After generating the graphs, you can copy them to your local machine using the scp
command to review the output.
We prepared a shell script that benchmarks all the configurations and produces all the reported graphs under blas_results/
.
Successfully running this script will require having all the dependencies installed (OpenBLAS, BLIS, MKL, Linux Libertine font, and other dependencies for the plotting script).
Therefore, we recommend that reviewers follow the steps above manually at least once, check that dependencies are installed, and then run the script as follows:
chmod +x evaluate-blas.sh
./evaluate-blas.sh
This section explains Figure 6 benchmarks.
Unfortunately, we are not able to provide reproduction scripts for our Gemmini timings because they require access to expensive FPGA AWS instances (Firesim). However, Exo can still generate Gemmini C code, and reviewers can take a look at the generated C code and the scheduling transformation needed to reach the reported number in the paper.
To view the original and scheduled matmul for Gemmini:
-
Navigate to the
asplos25
directory:cd ~/exo2-artifact/exo/tests/asplos25
-
Run the
test_gemmini_matmul_new.py
using pytest:python3 -m pip install pytest # if not installed python3 -m pytest test_gemmini_matmul_new.py -s
It will show the original and scheduled matmul for Gemmini.

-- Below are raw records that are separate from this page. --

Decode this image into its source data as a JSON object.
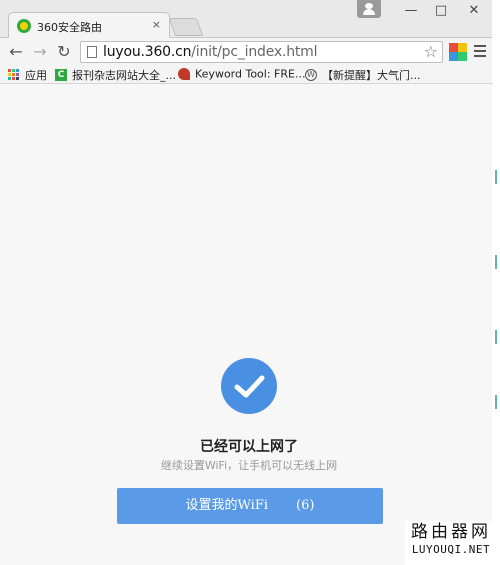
{
  "tab": {
    "title": "360安全路由",
    "close": "×"
  },
  "window_controls": {
    "minimize": "—",
    "maximize": "□",
    "close": "✕"
  },
  "toolbar": {
    "back": "←",
    "forward": "→",
    "reload": "↻",
    "url_host": "luyou.360.cn",
    "url_path": "/init/pc_index.html",
    "star": "☆"
  },
  "bookmarks": [
    {
      "label": "应用",
      "icon": "apps-grid-icon"
    },
    {
      "label": "报刊杂志网站大全_...",
      "icon": "green-c-icon"
    },
    {
      "label": "Keyword Tool: FRE...",
      "icon": "keyword-tool-icon"
    },
    {
      "label": "【新提醒】大气门...",
      "icon": "wordpress-icon"
    }
  ],
  "main": {
    "status_icon": "check-circle-icon",
    "title": "已经可以上网了",
    "subtitle": "继续设置WiFi，让手机可以无线上网",
    "button_label": "设置我的WiFi",
    "button_countdown": "(6)"
  },
  "watermark": {
    "cn": "路由器网",
    "en": "LUYOUQI.NET"
  },
  "colors": {
    "accent": "#4a90e2",
    "button": "#5b9ae6"
  }
}
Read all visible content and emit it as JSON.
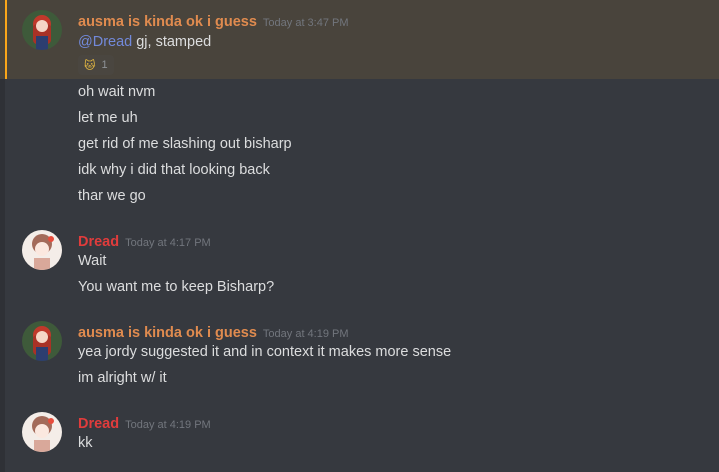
{
  "messages": [
    {
      "author": "ausma is kinda ok i guess",
      "timestamp": "Today at 3:47 PM",
      "mention": "@Dread",
      "first_text": " gj, stamped",
      "reaction": {
        "emoji": "🐱",
        "count": "1"
      },
      "lines": [
        "oh wait nvm",
        "let me uh",
        "get rid of me slashing out bisharp",
        "idk why i did that looking back",
        "thar we go"
      ]
    },
    {
      "author": "Dread",
      "timestamp": "Today at 4:17 PM",
      "lines": [
        "Wait",
        "You want me to keep Bisharp?"
      ]
    },
    {
      "author": "ausma is kinda ok i guess",
      "timestamp": "Today at 4:19 PM",
      "lines": [
        "yea jordy suggested it and in context it makes more sense",
        "im alright w/ it"
      ]
    },
    {
      "author": "Dread",
      "timestamp": "Today at 4:19 PM",
      "lines": [
        "kk"
      ]
    }
  ],
  "colors": {
    "background": "#36393f",
    "mention_highlight": "#49443c",
    "mention_bar": "#faa61a",
    "ausma_name": "#e08b4f",
    "dread_name": "#e03c3c",
    "mention_link": "#7289da"
  },
  "icons": {
    "ausma_avatar": "ausma-avatar",
    "dread_avatar": "dread-avatar"
  }
}
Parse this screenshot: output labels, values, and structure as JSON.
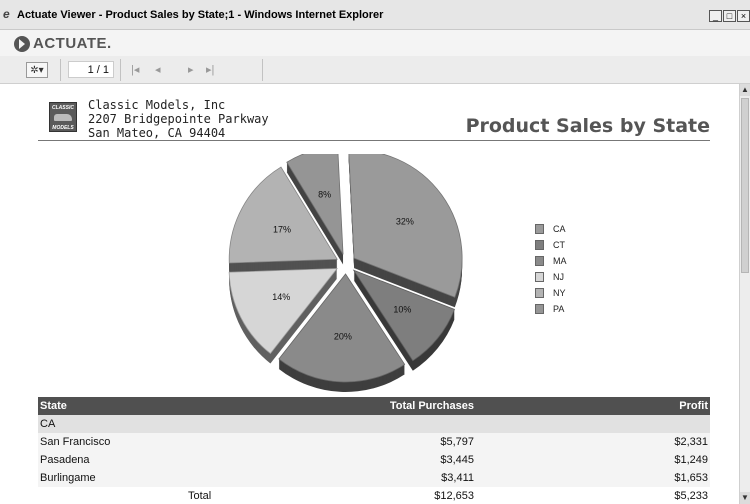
{
  "window": {
    "title": "Actuate Viewer - Product Sales by State;1 - Windows Internet Explorer"
  },
  "brand": {
    "logo_text": "ACTUATE."
  },
  "toolbar": {
    "menu_glyph": "✲▾",
    "page_indicator": "1 / 1"
  },
  "report": {
    "company_logo_top": "CLASSIC",
    "company_logo_bottom": "MODELS",
    "company_name": "Classic Models, Inc",
    "company_address1": "2207 Bridgepointe Parkway",
    "company_address2": "San Mateo, CA 94404",
    "title": "Product Sales by State"
  },
  "chart_data": {
    "type": "pie",
    "categories": [
      "CA",
      "CT",
      "MA",
      "NJ",
      "NY",
      "PA"
    ],
    "values": [
      32,
      10,
      20,
      14,
      17,
      8
    ],
    "labels": [
      "32%",
      "10%",
      "20%",
      "14%",
      "17%",
      "8%"
    ],
    "colors": [
      "#9a9a9a",
      "#7e7e7e",
      "#8a8a8a",
      "#d6d6d6",
      "#b3b3b3",
      "#959595"
    ],
    "legend_position": "right",
    "exploded": true
  },
  "table": {
    "headers": [
      "State",
      "Total Purchases",
      "Profit"
    ],
    "group": "CA",
    "rows": [
      [
        "San Francisco",
        "$5,797",
        "$2,331"
      ],
      [
        "Pasadena",
        "$3,445",
        "$1,249"
      ],
      [
        "Burlingame",
        "$3,411",
        "$1,653"
      ]
    ],
    "total": [
      "Total",
      "$12,653",
      "$5,233"
    ]
  }
}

To generate the AVX512 sgemm code:
-
Navigate to the
sgemm
directory:cd ~/exo2-artifact/exo/apps/x86/sgemm/
-
Run
exocc
onsgemm.py
:exocc sgemm.py
This will generate the
sgemm/sgemm.c
file.
This section reproduces the data for Figure 9(b).
-
Navigate to the Exo directory:
cd ~/exo2-artifact/exo
-
Checkout the
count_rewrites
branch:git checkout origin/count_rewrites
-
Rebuild and install Exo:
python3 -m pip uninstall exo-lang python3 -m build . python3 -m pip install dist/*.whl
-
Rerun the Halide and BLAS builds as shown in the previous sections.
- For Halide, follow the steps in the "Halide library" section.
- For BLAS, follow the steps in the "BLAS library" section.
-
The number of primitive rewrites will be printed to the standard output (stdout) during the build process.